Divide using synthetic division $$ ( 2x^{3}-2x^{2}-x+3 ) \div ( x-4 ) $$
Answer
The synthetic division table is:
$$ \begin{array}{c|rrrr}4&2&-2&-1&3\\& & 8& 24& \color{black}{92} \\ \hline &\color{blue}{2}&\color{blue}{6}&\color{blue}{23}&\color{orangered}{95} \end{array} $$The solution is:
$$ \frac{ 2x^{3}-2x^{2}-x+3 }{ x-4 } = \color{blue}{2x^{2}+6x+23} ~+~ \frac{ \color{red}{ 95 } }{ x-4 } $$Explanation
Step 1 : Write down the coefficients of the dividend into division table.
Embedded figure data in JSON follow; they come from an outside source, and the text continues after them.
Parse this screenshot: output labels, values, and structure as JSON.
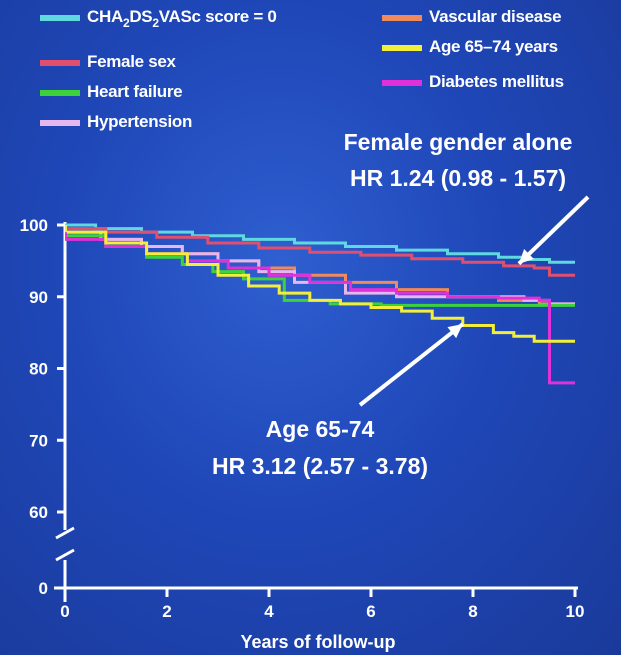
{
  "chart_data": {
    "type": "line",
    "subtype": "kaplan-meier step survival curves",
    "title": "",
    "xlabel": "Years of follow-up",
    "ylabel": "",
    "xlim": [
      0,
      10
    ],
    "ylim": [
      0,
      100
    ],
    "y_axis_break": "between 0 and 60",
    "x_ticks": [
      "0",
      "2",
      "4",
      "6",
      "8",
      "10"
    ],
    "y_ticks": [
      "0",
      "60",
      "70",
      "80",
      "90",
      "100"
    ],
    "grid": false,
    "legend_position": "top",
    "legend_layout": "two columns",
    "legend": [
      {
        "id": "cha2ds2vasc0",
        "label_parts": [
          "CHA",
          "2",
          "DS",
          "2",
          "VASc score = 0"
        ],
        "color": "#5fd8e0"
      },
      {
        "id": "female",
        "label_parts": [
          "Female sex"
        ],
        "color": "#e0506e"
      },
      {
        "id": "heartfailure",
        "label_parts": [
          "Heart failure"
        ],
        "color": "#3ed23a"
      },
      {
        "id": "hypertension",
        "label_parts": [
          "Hypertension"
        ],
        "color": "#e6b6ee"
      },
      {
        "id": "vascular",
        "label_parts": [
          "Vascular disease"
        ],
        "color": "#f08a5a"
      },
      {
        "id": "age6574",
        "label_parts": [
          "Age 65–74 years"
        ],
        "color": "#f2ee3a"
      },
      {
        "id": "diabetes",
        "label_parts": [
          "Diabetes mellitus"
        ],
        "color": "#e030d8"
      }
    ],
    "series": [
      {
        "id": "cha2ds2vasc0",
        "color": "#5fd8e0",
        "x": [
          0,
          0.6,
          1.5,
          2.5,
          3.5,
          4.5,
          5.5,
          6.5,
          7.5,
          8.5,
          9.0,
          9.5,
          10.0
        ],
        "y": [
          100,
          99.5,
          99,
          98.5,
          98,
          97.5,
          97,
          96.5,
          96,
          95.5,
          95.2,
          94.8,
          94.8
        ]
      },
      {
        "id": "female",
        "color": "#e0506e",
        "x": [
          0,
          0.8,
          1.8,
          2.8,
          3.8,
          4.8,
          5.8,
          6.8,
          7.8,
          8.6,
          9.2,
          9.5,
          10.0
        ],
        "y": [
          99.5,
          99,
          98.3,
          97.5,
          96.8,
          96.2,
          95.8,
          95.3,
          94.8,
          94.3,
          94,
          93,
          93
        ]
      },
      {
        "id": "vascular",
        "color": "#f08a5a",
        "x": [
          0,
          0.7,
          1.5,
          2.3,
          3.0,
          3.8,
          4.5,
          5.5,
          6.5,
          7.5,
          8.5,
          9.3,
          10.0
        ],
        "y": [
          99,
          98,
          97,
          96,
          95,
          94,
          93,
          92,
          91,
          90,
          89.5,
          89,
          89
        ]
      },
      {
        "id": "hypertension",
        "color": "#e6b6ee",
        "x": [
          0,
          0.7,
          1.5,
          2.3,
          3.0,
          3.8,
          4.5,
          5.5,
          6.5,
          7.5,
          8.5,
          9.0,
          9.5,
          10.0
        ],
        "y": [
          99,
          98,
          97,
          96,
          95,
          93.5,
          92,
          90.5,
          90,
          90,
          90,
          89.5,
          89,
          89
        ]
      },
      {
        "id": "heartfailure",
        "color": "#3ed23a",
        "x": [
          0,
          0.8,
          1.6,
          2.3,
          2.9,
          3.5,
          4.3,
          5.2,
          6.2,
          7.5,
          8.5,
          9.3,
          10.0
        ],
        "y": [
          98.5,
          97,
          95.5,
          94.5,
          93.5,
          92.5,
          89.5,
          89,
          88.8,
          88.8,
          88.8,
          88.8,
          88.8
        ]
      },
      {
        "id": "diabetes",
        "color": "#e030d8",
        "x": [
          0,
          0.8,
          1.6,
          2.4,
          3.2,
          4.0,
          4.8,
          5.6,
          6.5,
          7.5,
          8.5,
          9.3,
          9.5,
          10.0
        ],
        "y": [
          98,
          97,
          96,
          95,
          94,
          93,
          92,
          91,
          90.5,
          90,
          89.8,
          89.5,
          78,
          78
        ]
      },
      {
        "id": "age6574",
        "color": "#f2ee3a",
        "x": [
          0,
          0.8,
          1.6,
          2.4,
          3.0,
          3.6,
          4.2,
          4.8,
          5.4,
          6.0,
          6.6,
          7.2,
          7.8,
          8.4,
          8.8,
          9.2,
          10.0
        ],
        "y": [
          99,
          97.5,
          96,
          94.5,
          93,
          91.5,
          90.5,
          89.5,
          89,
          88.5,
          88,
          87,
          86,
          85,
          84.5,
          83.8,
          83.8
        ]
      }
    ],
    "annotations": [
      {
        "id": "female_annot",
        "lines": [
          "Female gender alone",
          "HR 1.24 (0.98 - 1.57)"
        ],
        "arrow_target": {
          "x": 8.9,
          "y": 94.6
        }
      },
      {
        "id": "age_annot",
        "lines": [
          "Age 65-74",
          "HR 3.12 (2.57 - 3.78)"
        ],
        "arrow_target": {
          "x": 7.8,
          "y": 86.2
        }
      }
    ]
  }
}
Put the zero from $ x -4 = 0 $ ( $ x = \color{blue}{ 4 } $ ) at the left.
$$ \begin{array}{c|rrrr}\color{blue}{4}&2&-2&-1&3\\& & & & \\ \hline &&&& \end{array} $$Step 1 : Bring down the leading coefficient to the bottom row.
$$ \begin{array}{c|rrrr}4&\color{orangered}{ 2 }&-2&-1&3\\& & & & \\ \hline &\color{orangered}{2}&&& \end{array} $$Step 2 : Multiply by the number on the left, and carry the result into the next column: $ \color{blue}{ 4 } \cdot \color{blue}{ 2 } = \color{blue}{ 8 } $.
$$ \begin{array}{c|rrrr}\color{blue}{4}&2&-2&-1&3\\& & \color{blue}{8} & & \\ \hline &\color{blue}{2}&&& \end{array} $$Step 3 : Add down last column: $ \color{orangered}{ -2 } + \color{orangered}{ 8 } = \color{orangered}{ 6 } $
$$ \begin{array}{c|rrrr}4&2&\color{orangered}{ -2 }&-1&3\\& & \color{orangered}{8} & & \\ \hline &2&\color{orangered}{6}&& \end{array} $$Step 4 : Multiply by the number on the left, and carry the result into the next column: $ \color{blue}{ 4 } \cdot \color{blue}{ 6 } = \color{blue}{ 24 } $.
$$ \begin{array}{c|rrrr}\color{blue}{4}&2&-2&-1&3\\& & 8& \color{blue}{24} & \\ \hline &2&\color{blue}{6}&& \end{array} $$Step 5 : Add down last column: $ \color{orangered}{ -1 } + \color{orangered}{ 24 } = \color{orangered}{ 23 } $
$$ \begin{array}{c|rrrr}4&2&-2&\color{orangered}{ -1 }&3\\& & 8& \color{orangered}{24} & \\ \hline &2&6&\color{orangered}{23}& \end{array} $$Step 6 : Multiply by the number on the left, and carry the result into the next column: $ \color{blue}{ 4 } \cdot \color{blue}{ 23 } = \color{blue}{ 92 } $.
$$ \begin{array}{c|rrrr}\color{blue}{4}&2&-2&-1&3\\& & 8& 24& \color{blue}{92} \\ \hline &2&6&\color{blue}{23}& \end{array} $$Step 7 : Add down last column: $ \color{orangered}{ 3 } + \color{orangered}{ 92 } = \color{orangered}{ 95 } $
$$ \begin{array}{c|rrrr}4&2&-2&-1&\color{orangered}{ 3 }\\& & 8& 24& \color{orangered}{92} \\ \hline &\color{blue}{2}&\color{blue}{6}&\color{blue}{23}&\color{orangered}{95} \end{array} $$Bottom line represents the quotient $ \color{blue}{ 2x^{2}+6x+23 } $ with a remainder of $ \color{red}{ 95 } $.